The fact that the UN, the Red Cross and the International Court of Justice also agree that the SodaStream factory is in contravention of international law did not sway her, she added. “Sure, I think that’s the way you can look at it. But I also think for a non-governmental organisation to be supporting something that’s supporting a political cause … something feels not right about that to me. There’s plenty of evidence that Oxfam does support and has funded a BDS [boycott, divest, sanctions] movement in the past. It’s something that can’t really be denied.” Speaking to the Observer, Oxfam denied this allegation.

 Nice to see a positive story for a change as the Christian Science Monitor profiles how an Israeli Druze village school has transformed itself from one of the worst performing schools in Israel to one of the best in the country.

Rest O’ the Roundup

• Iran is still pursuing banned items for its nuclear and missile programs according to a U.S. official:

Asked if he had seen a change in Iranian procurement behavior in the past six to 12 months, a period that has seen a cautious thaw in U.S.-Iranian relations after decades of hostility, Van Diepen replied: “The short answer is no.

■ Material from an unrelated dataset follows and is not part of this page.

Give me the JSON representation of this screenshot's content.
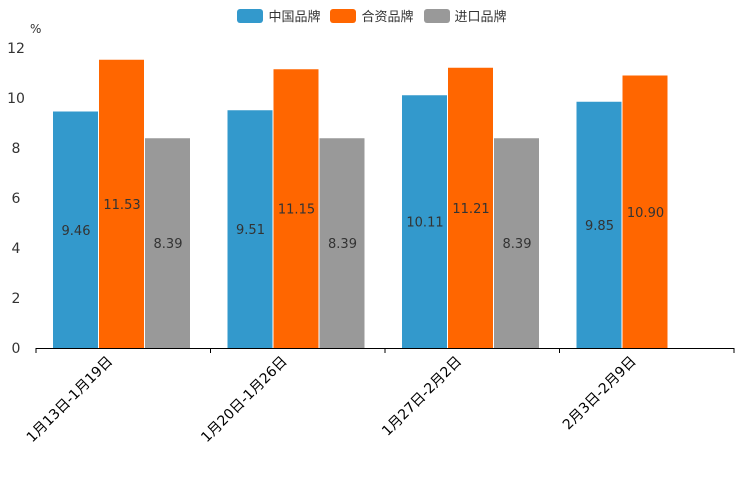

“They still continue very actively trying to procure items for their nuclear program and missile program and other programs,” he told Reuters in an interview.

“We continue to see them very actively setting up and operating through front companies, falsifying documentation, engaging in multiple levels of trans-shipment … to put more apparent distance between where the item originally came from and where it is ultimately going.”

Asked for reaction to the allegation, a senior Iranian official replied: “No comment”.

• Not a huge surprise considering her neighbors but Israel is ranked the best Middle Eastern country to live in for a woman.